気功鍛錬と臓腑②

(2)肺
①肺は気を主り、呼吸を司る。
「天気は肺に通ず」(『素問』陰陽応象論)、「真気は天より受け、穀気と併せて身を充たす者なり」(『素問』刺節真邪論)。“天気”とは大気・空気のことである。また「肺は五臓六腑の華蓋なり」(『霊枢』九針論)といわれ、古い気功の本では、肺は華蓋(頭上にさしかける絹の天蓋)の形に描かれている。『黄庭経』にも「肺部の宮は華蓋に似たり」という記述がみられる。明の趙献可はこの点を詳しく「喉下に肺がある。二葉の白瑩(美しくつやのある石)からなり、これを華蓋という。諸臓を覆い、虚なること蜂巣のごとし。底は閉じているので吸えば充満し、呼けば空虚となる。一呼一吸は源にもとづいて行われており、つきることはない。すなわち清濁の交運、人身の橐籥(ふいご)なり」(『医貫』)。同じ記載が張景岳の『類景図翼』の中にも見られる。ここでいう橐籥とは、呼吸の出し入れするさまを例えたものである。
 気功鍛錬の一部として呼吸鍛錬を行うことによって、天地の精気を納め、臓腑内の濁気を吐き出すができるようになる。『素問』上古天真論に「精気を呼吸する」という言葉があるが、これは呼吸鍛錬を指しているのである。

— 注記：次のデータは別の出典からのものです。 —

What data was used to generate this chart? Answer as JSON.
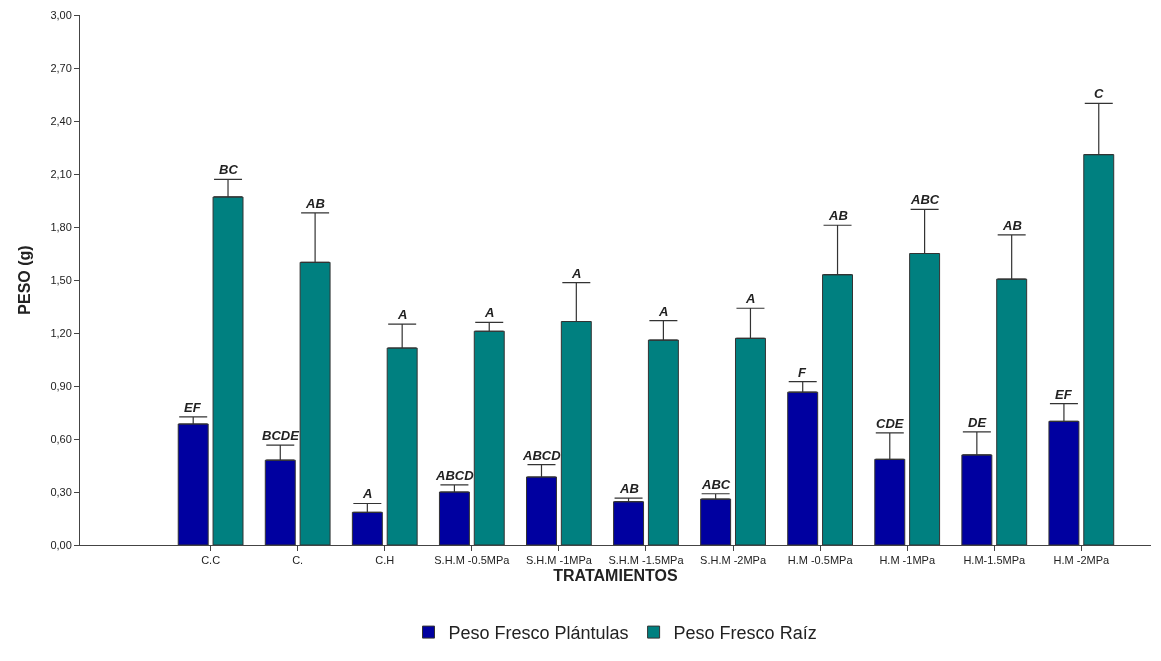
{
  "chart_data": {
    "type": "bar",
    "xlabel": "TRATAMIENTOS",
    "ylabel": "PESO (g)",
    "categories": [
      "C.C",
      "C.",
      "C.H",
      "S.H.M -0.5MPa",
      "S.H.M -1MPa",
      "S.H.M -1.5MPa",
      "S.H.M -2MPa",
      "H.M -0.5MPa",
      "H.M -1MPa",
      "H.M-1.5MPa",
      "H.M -2MPa"
    ],
    "series": [
      {
        "name": "Peso Fresco Plántulas",
        "color": "#0000a0",
        "values": [
          0.685,
          0.48,
          0.185,
          0.3,
          0.385,
          0.245,
          0.26,
          0.865,
          0.485,
          0.51,
          0.7
        ],
        "errors": [
          0.04,
          0.085,
          0.05,
          0.04,
          0.07,
          0.02,
          0.03,
          0.06,
          0.15,
          0.13,
          0.1
        ]
      },
      {
        "name": "Peso Fresco Raíz",
        "color": "#008080",
        "values": [
          1.97,
          1.6,
          1.115,
          1.21,
          1.265,
          1.16,
          1.17,
          1.53,
          1.65,
          1.505,
          2.21
        ],
        "errors": [
          0.1,
          0.28,
          0.135,
          0.05,
          0.22,
          0.11,
          0.17,
          0.28,
          0.25,
          0.25,
          0.29
        ]
      }
    ],
    "annotations": [
      {
        "text": "EF",
        "x": "C.C",
        "y": 0.725
      },
      {
        "text": "BCDE",
        "x": "C.",
        "y": 0.565
      },
      {
        "text": "A",
        "x": "C.H",
        "y": 0.235
      },
      {
        "text": "ABCD",
        "x": "S.H.M -0.5MPa",
        "y": 0.34
      },
      {
        "text": "ABCD",
        "x": "S.H.M -1MPa",
        "y": 0.455
      },
      {
        "text": "AB",
        "x": "S.H.M -1.5MPa",
        "y": 0.265
      },
      {
        "text": "ABC",
        "x": "S.H.M -2MPa",
        "y": 0.29
      },
      {
        "text": "F",
        "x": "H.M -0.5MPa",
        "y": 0.925
      },
      {
        "text": "CDE",
        "x": "H.M -1MPa",
        "y": 0.635
      },
      {
        "text": "DE",
        "x": "H.M-1.5MPa",
        "y": 0.64
      },
      {
        "text": "EF",
        "x": "H.M -2MPa",
        "y": 0.8
      },
      {
        "text": "BC",
        "x": "C.C",
        "y": 2.07
      },
      {
        "text": "AB",
        "x": "C.",
        "y": 1.88
      },
      {
        "text": "A",
        "x": "C.H",
        "y": 1.25
      },
      {
        "text": "A",
        "x": "S.H.M -0.5MPa",
        "y": 1.26
      },
      {
        "text": "A",
        "x": "S.H.M -1MPa",
        "y": 1.485
      },
      {
        "text": "A",
        "x": "S.H.M -1.5MPa",
        "y": 1.27
      },
      {
        "text": "A",
        "x": "S.H.M -2MPa",
        "y": 1.34
      },
      {
        "text": "AB",
        "x": "H.M -0.5MPa",
        "y": 1.81
      },
      {
        "text": "ABC",
        "x": "H.M -1MPa",
        "y": 1.9
      },
      {
        "text": "AB",
        "x": "H.M-1.5MPa",
        "y": 1.755
      },
      {
        "text": "C",
        "x": "H.M -2MPa",
        "y": 2.5
      }
    ],
    "ylim": [
      0,
      3
    ],
    "yticks": [
      {
        "value": 0,
        "label": "0,00"
      },
      {
        "value": 0.3,
        "label": "0,30"
      },
      {
        "value": 0.6,
        "label": "0,60"
      },
      {
        "value": 0.9,
        "label": "0,90"
      },
      {
        "value": 1.2,
        "label": "1,20"
      },
      {
        "value": 1.5,
        "label": "1,50"
      },
      {
        "value": 1.8,
        "label": "1,80"
      },
      {
        "value": 2.1,
        "label": "2,10"
      },
      {
        "value": 2.4,
        "label": "2,40"
      },
      {
        "value": 2.7,
        "label": "2,70"
      },
      {
        "value": 3.0,
        "label": "3,00"
      }
    ],
    "grid": false,
    "legend": "bottom"
  }
}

 意識的に呼吸を行うのは、天気を体内に取り入れることによって真気を充実させるためだけではない。「気は血の師」であり、「気行(めぐ)れば血も行る」「肺は百脈を朝す」といわれるように、肺気が充実すれば気血のめぐりがよくなり、それによって五臓六腑、四肢百骸といった全身に栄養と活力が供給されるからである。この関連がわかると、『黄庭経』にみられる「元気を呼吸して仙を求む」という言葉に意味が理解できる。 
②肺は降を主り、腎は納を主る。
「肺は気の主たり、腎は気の本たり」(『景岳全書』)。この肺と腎の関連からいえば、意識的に呼吸をして、気を丹田に沈めるようにすることにより、腎の摂納能力を強化することができると考えられる。深い複式呼吸を体得したのち、「胎息」の状態が現れるのも、この理由からである。「胎息」における呼吸は軽くて乱れがなく、「鴻毛を鼻に近づけても動かない」と記されているように、空気の出入りは外からは察知できないほど微かなものである。この状況下で肺の後天の気と、腎の先天の精気が、それぞれの降と納の作用を通じて結びついて人体の真気が生成されるのであり、人体内部のエネルギーが集中し、強化されるのである。昔の人は胎息の訓練を重視したのは、こうした理由による。 
③肺は皮毛を主る。
「肺の合は皮なり。その栄は毛なり」(『素問』五臓生成論)。
「皮毛」とは体の表部にある組織、すなわち皮膚、汗腺、毛髪などを指す。汗が分泌されて皮膚が適度に潤っていれば、外邪の侵入を防ぐことができる。これは衛気が皮毛に十分に分布し、その作用が発揮されていてこそ可能なのである。『霊枢』本臓篇には、次のように述べられている。「衛気は、分肉を温め、皮膚を充たし、腠理(皮膚と筋肉の交接しているところ)を肥し、開闔(汗腺の開閉)を司る者なり」衛気のこの働きは、肺の宣発とよばれる作用を前提としている。宣発作用とは「上焦開発し五穀の味を宣べ、膚を熏じ身を充し、毛を沢すること、霧露のそそぐが如し」(『霊枢』決気篇)。
 練功を行っていると、毛孔の開閉と肺の呼吸との間に、直接の関係があることが感じ取れるようになる。これが「体呼吸」といわれるものである。普通に人でも意識的に自然な呼吸を心がけながら練習すれば、しばしば皮膚は温かくなったように感じられ、少し発汗することがある。これも内経の言葉を裏付けるものである。したがって陽虚畏冷の患者にはこの方法は非常に適しており、また感冒にかかってすぐに鼻がつまるような人にも効果的である。鍛錬で肺気が増強されれば、それに相応して腠理も逞しくなるからである。
 気の呼吸鍛錬でもっとも大切なことは自然に行うことであり、決して無理をしてはならない。意識してぎこちなくなった呼吸は、逆に真気を消耗させ、気機を変調させて反対の効果を生むので注意が必要である。